A report published in October 2010, that was co-sponsored by the National Centre of Lesbian Rights and the Women’s Sports Foundation, could also lead to suggestions that these policies are unfair.
‘On The Term: Equality Opportunity for Transgender Student Athletes’ recommended that transgender athletes should undergo one year of hormonal treatment, before being entitled to play as their transitioned gender.
The requirement to have surgical anatomical change for two years, therefore, presents another barrier. This could lead to transgender footballers becoming disillusioned with the sport, if they are forced to play in a particular league for longer than what is recommended.
Interestingly, though, the report looks at this issue mainly from a male-to-female perspective.
This sets a dangerous precedent as the issue of female-to-male transsexual and transgender footballers could be sidelined because of the complacent assumption that they rarely exist.
When the extent of homophobia in male football is considered, this lack of proactivity could lead to severe discrimination in the future.
Has there been progress elsewhere?
In other sports, though, there have been a number of female-to-male athletes coming out of the closet. Kye Allums, for example, became the first openly transgender male player to play Division One college basketball in November 2010.
Allums – who plays for George Washington’s Women’s Basketball Team, as he has not yet undergone hormonal treatment and surgery – was widely praised in the media for his bravery.
June 2009 also saw the first female-to-male transsexual to play competitive Australian football in a men’s team where, again, the reaction was generally positive.
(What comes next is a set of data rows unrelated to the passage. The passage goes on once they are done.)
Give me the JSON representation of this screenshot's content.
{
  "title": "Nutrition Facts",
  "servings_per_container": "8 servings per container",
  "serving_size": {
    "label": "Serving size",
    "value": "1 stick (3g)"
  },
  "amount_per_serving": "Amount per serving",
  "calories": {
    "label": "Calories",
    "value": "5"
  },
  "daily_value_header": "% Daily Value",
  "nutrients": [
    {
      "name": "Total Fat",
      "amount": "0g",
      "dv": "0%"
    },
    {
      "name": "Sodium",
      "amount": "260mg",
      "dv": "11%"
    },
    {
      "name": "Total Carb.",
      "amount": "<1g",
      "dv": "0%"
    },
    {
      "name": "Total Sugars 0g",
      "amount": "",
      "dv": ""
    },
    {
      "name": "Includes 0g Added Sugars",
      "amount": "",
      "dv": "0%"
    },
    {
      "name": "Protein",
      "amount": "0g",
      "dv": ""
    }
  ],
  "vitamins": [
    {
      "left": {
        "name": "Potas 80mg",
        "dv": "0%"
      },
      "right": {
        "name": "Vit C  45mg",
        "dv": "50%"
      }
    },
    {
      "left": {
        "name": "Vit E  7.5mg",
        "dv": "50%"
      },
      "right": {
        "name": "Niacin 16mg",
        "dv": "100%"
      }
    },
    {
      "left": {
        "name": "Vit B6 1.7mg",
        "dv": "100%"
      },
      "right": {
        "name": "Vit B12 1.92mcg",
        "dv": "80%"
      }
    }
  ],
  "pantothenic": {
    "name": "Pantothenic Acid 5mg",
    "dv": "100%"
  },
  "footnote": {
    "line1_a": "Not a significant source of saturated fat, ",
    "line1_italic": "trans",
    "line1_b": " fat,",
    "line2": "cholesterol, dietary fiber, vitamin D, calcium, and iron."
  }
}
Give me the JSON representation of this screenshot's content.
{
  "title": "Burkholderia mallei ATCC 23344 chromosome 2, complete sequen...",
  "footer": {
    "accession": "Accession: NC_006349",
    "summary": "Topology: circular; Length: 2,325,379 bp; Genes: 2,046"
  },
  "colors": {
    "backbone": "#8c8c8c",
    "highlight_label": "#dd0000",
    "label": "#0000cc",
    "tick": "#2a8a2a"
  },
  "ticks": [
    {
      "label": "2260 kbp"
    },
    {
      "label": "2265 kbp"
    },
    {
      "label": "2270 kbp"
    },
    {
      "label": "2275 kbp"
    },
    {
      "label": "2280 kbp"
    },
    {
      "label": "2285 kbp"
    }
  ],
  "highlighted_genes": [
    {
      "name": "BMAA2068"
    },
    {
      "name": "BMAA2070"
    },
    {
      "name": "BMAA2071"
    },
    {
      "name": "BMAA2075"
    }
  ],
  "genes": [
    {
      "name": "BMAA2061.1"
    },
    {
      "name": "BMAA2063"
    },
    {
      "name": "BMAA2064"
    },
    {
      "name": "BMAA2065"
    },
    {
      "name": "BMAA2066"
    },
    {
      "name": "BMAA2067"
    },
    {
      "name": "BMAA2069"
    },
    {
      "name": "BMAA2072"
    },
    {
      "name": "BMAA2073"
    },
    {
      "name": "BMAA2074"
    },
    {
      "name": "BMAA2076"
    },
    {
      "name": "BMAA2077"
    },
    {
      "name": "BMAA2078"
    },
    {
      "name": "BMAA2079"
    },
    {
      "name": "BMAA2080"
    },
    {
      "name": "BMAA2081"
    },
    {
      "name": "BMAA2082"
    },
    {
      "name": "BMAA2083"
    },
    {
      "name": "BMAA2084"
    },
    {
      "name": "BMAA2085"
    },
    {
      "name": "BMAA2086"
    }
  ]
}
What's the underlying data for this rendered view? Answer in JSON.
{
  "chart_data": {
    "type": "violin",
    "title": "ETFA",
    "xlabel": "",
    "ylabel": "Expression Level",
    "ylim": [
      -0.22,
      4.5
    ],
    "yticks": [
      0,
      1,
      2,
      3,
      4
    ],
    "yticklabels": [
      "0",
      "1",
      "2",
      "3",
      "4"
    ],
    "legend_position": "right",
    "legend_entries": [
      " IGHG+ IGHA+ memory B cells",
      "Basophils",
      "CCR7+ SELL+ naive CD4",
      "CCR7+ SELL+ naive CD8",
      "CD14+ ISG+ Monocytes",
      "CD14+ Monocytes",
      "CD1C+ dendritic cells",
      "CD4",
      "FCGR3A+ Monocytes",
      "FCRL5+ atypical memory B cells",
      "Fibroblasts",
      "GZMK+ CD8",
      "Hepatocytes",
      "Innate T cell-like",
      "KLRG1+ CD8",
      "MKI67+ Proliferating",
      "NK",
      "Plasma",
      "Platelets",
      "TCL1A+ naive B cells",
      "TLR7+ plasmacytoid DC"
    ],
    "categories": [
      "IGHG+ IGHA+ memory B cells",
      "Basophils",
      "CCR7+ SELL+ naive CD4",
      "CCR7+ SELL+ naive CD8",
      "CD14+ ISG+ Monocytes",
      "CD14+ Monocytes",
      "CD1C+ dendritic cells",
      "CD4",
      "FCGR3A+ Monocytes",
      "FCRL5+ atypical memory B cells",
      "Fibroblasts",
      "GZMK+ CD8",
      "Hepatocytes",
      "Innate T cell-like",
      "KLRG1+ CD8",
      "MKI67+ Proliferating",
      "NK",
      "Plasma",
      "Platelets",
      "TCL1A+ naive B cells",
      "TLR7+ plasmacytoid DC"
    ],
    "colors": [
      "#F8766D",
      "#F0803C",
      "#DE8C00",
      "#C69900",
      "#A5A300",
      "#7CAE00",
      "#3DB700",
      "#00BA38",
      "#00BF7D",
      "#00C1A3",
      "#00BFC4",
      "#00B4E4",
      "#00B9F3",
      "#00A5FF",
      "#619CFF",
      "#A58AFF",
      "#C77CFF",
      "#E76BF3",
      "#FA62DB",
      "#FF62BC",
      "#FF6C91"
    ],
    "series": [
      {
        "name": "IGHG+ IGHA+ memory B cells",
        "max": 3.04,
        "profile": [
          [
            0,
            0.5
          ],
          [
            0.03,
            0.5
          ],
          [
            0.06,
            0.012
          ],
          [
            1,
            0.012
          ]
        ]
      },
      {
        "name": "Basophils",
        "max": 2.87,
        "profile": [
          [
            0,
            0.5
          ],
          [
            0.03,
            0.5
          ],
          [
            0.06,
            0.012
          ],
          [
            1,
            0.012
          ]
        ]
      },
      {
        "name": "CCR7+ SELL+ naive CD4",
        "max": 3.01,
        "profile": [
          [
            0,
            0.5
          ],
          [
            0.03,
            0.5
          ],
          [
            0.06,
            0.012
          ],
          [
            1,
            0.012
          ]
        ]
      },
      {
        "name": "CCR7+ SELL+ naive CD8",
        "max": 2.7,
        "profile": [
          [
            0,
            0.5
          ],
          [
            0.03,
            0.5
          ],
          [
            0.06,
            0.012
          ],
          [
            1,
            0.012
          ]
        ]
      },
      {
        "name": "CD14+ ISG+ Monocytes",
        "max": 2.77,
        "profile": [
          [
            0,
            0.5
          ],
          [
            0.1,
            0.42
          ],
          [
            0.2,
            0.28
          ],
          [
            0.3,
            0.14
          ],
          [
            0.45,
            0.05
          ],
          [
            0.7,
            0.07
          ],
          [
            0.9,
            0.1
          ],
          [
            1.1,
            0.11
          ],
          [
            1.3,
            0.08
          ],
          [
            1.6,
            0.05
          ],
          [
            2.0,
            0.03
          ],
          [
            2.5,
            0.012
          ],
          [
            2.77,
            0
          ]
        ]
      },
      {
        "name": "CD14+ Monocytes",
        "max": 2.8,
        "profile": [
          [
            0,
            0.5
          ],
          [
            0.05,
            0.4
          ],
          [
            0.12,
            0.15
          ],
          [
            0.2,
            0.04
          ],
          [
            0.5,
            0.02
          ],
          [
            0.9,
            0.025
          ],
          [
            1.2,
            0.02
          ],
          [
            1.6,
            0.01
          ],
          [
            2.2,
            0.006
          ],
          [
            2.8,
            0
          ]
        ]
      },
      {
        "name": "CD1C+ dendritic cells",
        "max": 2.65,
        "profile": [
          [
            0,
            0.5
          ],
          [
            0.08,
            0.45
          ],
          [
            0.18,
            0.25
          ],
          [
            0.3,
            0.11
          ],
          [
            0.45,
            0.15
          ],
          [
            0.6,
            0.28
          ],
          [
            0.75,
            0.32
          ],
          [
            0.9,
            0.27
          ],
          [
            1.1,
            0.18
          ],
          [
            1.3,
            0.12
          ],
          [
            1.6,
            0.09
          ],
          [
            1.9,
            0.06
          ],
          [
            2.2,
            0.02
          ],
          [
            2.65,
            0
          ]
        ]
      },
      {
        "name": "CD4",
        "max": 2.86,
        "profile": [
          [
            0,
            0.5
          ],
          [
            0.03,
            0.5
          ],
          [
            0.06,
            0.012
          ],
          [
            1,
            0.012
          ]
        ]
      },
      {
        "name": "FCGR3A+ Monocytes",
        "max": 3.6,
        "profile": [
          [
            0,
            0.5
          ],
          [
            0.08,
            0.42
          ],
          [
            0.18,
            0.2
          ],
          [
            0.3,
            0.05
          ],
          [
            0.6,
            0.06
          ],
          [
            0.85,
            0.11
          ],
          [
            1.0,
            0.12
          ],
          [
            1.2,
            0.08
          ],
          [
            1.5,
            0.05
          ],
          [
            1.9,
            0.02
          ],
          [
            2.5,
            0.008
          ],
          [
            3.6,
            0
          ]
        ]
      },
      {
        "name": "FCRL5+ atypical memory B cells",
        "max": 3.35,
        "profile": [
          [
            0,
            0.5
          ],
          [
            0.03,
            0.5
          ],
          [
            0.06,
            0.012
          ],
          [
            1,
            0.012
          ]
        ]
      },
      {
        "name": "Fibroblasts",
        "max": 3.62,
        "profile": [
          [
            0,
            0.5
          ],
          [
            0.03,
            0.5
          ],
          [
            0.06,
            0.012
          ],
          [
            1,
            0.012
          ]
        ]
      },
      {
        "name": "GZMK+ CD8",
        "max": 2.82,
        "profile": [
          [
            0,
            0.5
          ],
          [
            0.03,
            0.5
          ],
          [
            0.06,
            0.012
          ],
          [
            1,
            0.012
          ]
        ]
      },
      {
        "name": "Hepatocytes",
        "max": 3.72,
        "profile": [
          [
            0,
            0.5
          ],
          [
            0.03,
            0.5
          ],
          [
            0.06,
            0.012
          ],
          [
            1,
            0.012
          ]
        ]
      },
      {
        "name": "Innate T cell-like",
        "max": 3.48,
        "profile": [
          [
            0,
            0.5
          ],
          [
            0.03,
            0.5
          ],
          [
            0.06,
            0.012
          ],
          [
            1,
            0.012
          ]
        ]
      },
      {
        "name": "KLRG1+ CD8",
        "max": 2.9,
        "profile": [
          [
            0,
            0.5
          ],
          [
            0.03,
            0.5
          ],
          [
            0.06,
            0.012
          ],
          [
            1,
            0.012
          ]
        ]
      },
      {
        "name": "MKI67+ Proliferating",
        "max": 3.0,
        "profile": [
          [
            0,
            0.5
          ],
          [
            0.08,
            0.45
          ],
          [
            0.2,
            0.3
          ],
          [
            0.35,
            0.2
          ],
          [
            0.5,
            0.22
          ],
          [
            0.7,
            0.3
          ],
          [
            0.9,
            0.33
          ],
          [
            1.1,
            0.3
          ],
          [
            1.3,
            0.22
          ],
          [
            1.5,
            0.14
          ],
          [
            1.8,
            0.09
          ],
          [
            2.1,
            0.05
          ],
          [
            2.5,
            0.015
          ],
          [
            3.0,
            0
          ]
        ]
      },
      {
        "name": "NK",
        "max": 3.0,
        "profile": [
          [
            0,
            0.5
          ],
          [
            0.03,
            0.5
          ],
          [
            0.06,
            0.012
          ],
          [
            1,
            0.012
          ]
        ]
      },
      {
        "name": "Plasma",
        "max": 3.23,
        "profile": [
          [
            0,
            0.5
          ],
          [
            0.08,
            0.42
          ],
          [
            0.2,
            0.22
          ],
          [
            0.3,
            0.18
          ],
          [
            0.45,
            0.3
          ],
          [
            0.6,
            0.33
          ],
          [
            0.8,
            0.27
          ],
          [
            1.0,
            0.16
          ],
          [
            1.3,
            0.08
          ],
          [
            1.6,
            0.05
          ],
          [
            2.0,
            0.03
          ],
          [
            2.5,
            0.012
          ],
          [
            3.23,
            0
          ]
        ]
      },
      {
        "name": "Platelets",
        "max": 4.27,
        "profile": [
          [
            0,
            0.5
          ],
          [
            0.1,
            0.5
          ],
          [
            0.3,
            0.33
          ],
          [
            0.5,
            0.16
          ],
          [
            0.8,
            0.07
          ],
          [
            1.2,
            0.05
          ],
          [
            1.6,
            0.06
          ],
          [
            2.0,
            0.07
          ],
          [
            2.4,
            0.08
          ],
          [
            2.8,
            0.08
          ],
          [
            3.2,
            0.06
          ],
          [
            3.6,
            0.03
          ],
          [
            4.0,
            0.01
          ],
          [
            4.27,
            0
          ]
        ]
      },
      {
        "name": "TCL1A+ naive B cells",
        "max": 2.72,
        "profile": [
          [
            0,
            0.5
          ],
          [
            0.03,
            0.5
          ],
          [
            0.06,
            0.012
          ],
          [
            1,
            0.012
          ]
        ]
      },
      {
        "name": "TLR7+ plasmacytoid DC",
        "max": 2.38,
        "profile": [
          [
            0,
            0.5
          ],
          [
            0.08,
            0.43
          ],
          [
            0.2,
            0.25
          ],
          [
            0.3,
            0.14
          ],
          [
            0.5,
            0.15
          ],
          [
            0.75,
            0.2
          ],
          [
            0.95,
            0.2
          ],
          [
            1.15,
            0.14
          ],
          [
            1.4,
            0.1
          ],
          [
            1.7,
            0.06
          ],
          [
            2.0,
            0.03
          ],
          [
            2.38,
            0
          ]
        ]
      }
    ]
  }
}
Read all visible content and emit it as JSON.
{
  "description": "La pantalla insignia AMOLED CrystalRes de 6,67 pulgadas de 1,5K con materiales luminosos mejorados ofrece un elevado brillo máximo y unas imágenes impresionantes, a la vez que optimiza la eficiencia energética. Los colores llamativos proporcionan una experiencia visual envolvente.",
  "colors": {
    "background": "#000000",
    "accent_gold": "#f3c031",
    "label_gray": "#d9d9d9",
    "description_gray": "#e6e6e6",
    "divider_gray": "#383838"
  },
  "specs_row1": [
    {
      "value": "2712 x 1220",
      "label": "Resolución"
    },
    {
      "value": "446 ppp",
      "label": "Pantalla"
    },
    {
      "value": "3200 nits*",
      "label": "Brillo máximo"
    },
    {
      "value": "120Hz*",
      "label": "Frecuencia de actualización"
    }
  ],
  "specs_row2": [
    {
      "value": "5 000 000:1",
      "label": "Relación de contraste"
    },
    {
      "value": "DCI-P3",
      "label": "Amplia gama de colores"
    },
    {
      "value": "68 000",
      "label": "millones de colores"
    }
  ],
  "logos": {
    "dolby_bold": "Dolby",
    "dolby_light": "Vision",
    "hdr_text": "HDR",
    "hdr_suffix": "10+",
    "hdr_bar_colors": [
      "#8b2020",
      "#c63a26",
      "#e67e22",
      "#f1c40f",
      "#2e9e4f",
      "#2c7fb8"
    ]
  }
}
The media coverage of transsexuality in football and sport, whether they are male-to-female or female-to-male transsexuals, is a positive step. Despite this coverage being very minimal, it helps to create awareness about this often-misunderstood issue.
Although the policies that are currently in place for transsexual and transgender footballers could be improved, there are bigger obstacles to overcome.
The possible discrimination that such a player could face, both on and off the pitch, may be worse than the abuse gay footballers could face.
Considering Marković and Blatter’s remarks, as well as the fact that no British professional footballer has come out as a homosexual since Justin Fashanu, means that the acceptance of transsexual and transgender footballers could be the biggest challenge that world football has faced.
A start has been made, but so much work still needs to be done.
This feature was published by IBWM in January 2011.